The ironies here are richer than the shale deposits in North Dakota’s Bakken formation. While Washington has tried to force-feed renewable energy with tens of billions in special subsidies, oil and gas production has boomed thanks to private investment. And while renewable technology breakthroughs never seem to arrive, horizontal drilling and hydraulic fracturing have revolutionized oil and gas extraction—with no Energy Department loan guarantees needed.

The oil and gas rush has led to a jobs boom. North Dakota has the nation’s lowest jobless rate, at 3.5%, and the state now has some 200 rigs pumping 440,000 barrels of oil a day, four times the amount in 2006. The state reports more than 16,000 current job openings, and places like Williston have become meccas for workers seeking jobs that often pay more than $100,000 a year.

Or take production in Pennsylvania’s Marcellus shale formation, which the state Department of Labor and Industry says created 18,000 new jobs in the first half of 2011. Some 214,000 jobs are now tied to a natural gas industry that barely existed in the Keystone State a decade ago. Energy firms are also rushing to develop the Utica shale in eastern Ohio, and they are expanding operations in Texas, Louisiana and Oklahoma, among other places.*

Read the rest of the article by clicking the link below.

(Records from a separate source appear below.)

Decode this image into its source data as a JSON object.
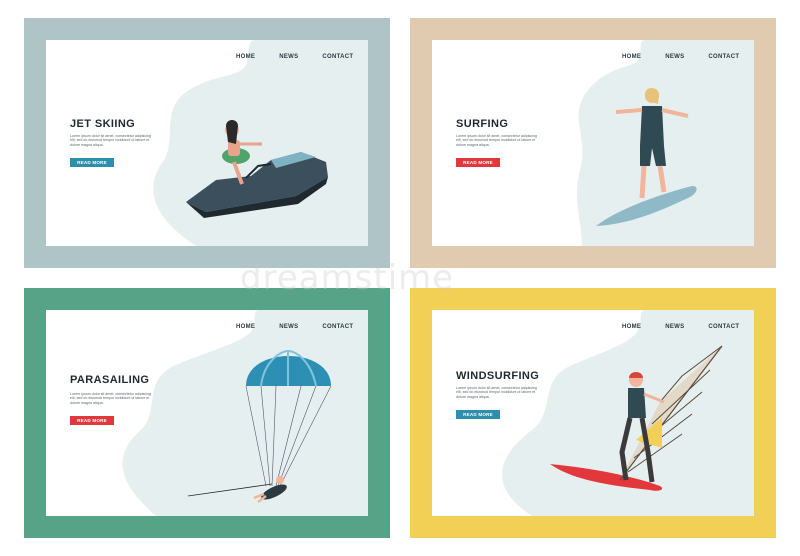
{
  "colors": {
    "panel_jet": "#aec4c7",
    "panel_surf": "#e0cbb0",
    "panel_para": "#56a388",
    "panel_wind": "#f2cf55",
    "blob": "#e6eff0",
    "btn_blue": "#2c8fae",
    "btn_red": "#e2383c"
  },
  "panels": [
    {
      "nav": [
        "HOME",
        "NEWS",
        "CONTACT"
      ],
      "title": "JET SKIING",
      "body": "Lorem ipsum dolor sit amet, consectetur adipiscing elit, sed do eiusmod tempor incididunt ut labore et dolore magna aliqua.",
      "button": "READ MORE"
    },
    {
      "nav": [
        "HOME",
        "NEWS",
        "CONTACT"
      ],
      "title": "SURFING",
      "body": "Lorem ipsum dolor sit amet, consectetur adipiscing elit, sed do eiusmod tempor incididunt ut labore et dolore magna aliqua.",
      "button": "READ MORE"
    },
    {
      "nav": [
        "HOME",
        "NEWS",
        "CONTACT"
      ],
      "title": "PARASAILING",
      "body": "Lorem ipsum dolor sit amet, consectetur adipiscing elit, sed do eiusmod tempor incididunt ut labore et dolore magna aliqua.",
      "button": "READ MORE"
    },
    {
      "nav": [
        "HOME",
        "NEWS",
        "CONTACT"
      ],
      "title": "WINDSURFING",
      "body": "Lorem ipsum dolor sit amet, consectetur adipiscing elit, sed do eiusmod tempor incididunt ut labore et dolore magna aliqua.",
      "button": "READ MORE"
    }
  ],
  "watermark": "dreamstime"
}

*Wall Street Journal (Nov 28, 2011) – The Non-Green Jobs Boom

4 Comments

  1. Coming from the Wall Street Journal opinion page, I expect some distortion of reality but PLEASE;this is too much. I.’m a strong supporter of natural gas and oil development if is done environmentally soundly. It creates a lot of jobs. But the article failed to mention while the oil and gas industry created 220000 Jobs since 2003, the alternative energy industry has created 110000 jobs since 2005. The price of solar photovoltaics has dropped 70% to $1.10 per watt from $ 4.00 per watt since  2007. Like a stock fund that invest in high risk emerging technologies; a few will fail, some will do okay,and a couple will become the next  Apple or Microsoft. So too the D.O.E. investment in cutting edge technologies will lead us into new industries supporting our children’s labor force.

  2. I agree with your common sense approach. It should be oil/gas versus green energy sources. If there were a “smart” energy company (or companies) out there that was interested in becoming the next “Apple” type business it would anticipate the overall needs and future of the energy industry and develop a company (or partner companies) that focuses on several sources in tandum. The fact is we are currently VERY MUCH dependant on oil/gas and therefore it can’t and isn’t going away anytime soon. However, if a company were to focus on several technologies we may be able to come up with more hybrid energy sources that allow us to be more efficient and responsible in our consumption of natural resources. Common sense……. and compromise would get us so much further.

  3. Ah, but the issue is if you spread too thin then you cannot compete with the companies that focus their attention.  That is precisely why (well, one reason) many of the large oil companies have pet/side projects in various renewables.  They throw some money in the pot, keep their foothold and stay in the game, but the innovation will come from a smaller, dedicated company.  THEN, a bigger corporation will swoop in and acquire the technology.  But to spread your resources out is to dilute and likely not the best approach.

  4. “… renewable energy with tens of billions in special subsidies, …” are tiny compared to the ordinary subsidies of the O&G industry.  Many companies drilling in the Marcelllus deduct most if not all their drilling expenses.  At $4 Mcf, it is questionable if shale gas would be profitable without these massive federal subsidies.  The PA gas boom is built on picking the pockets of the federal tax payers.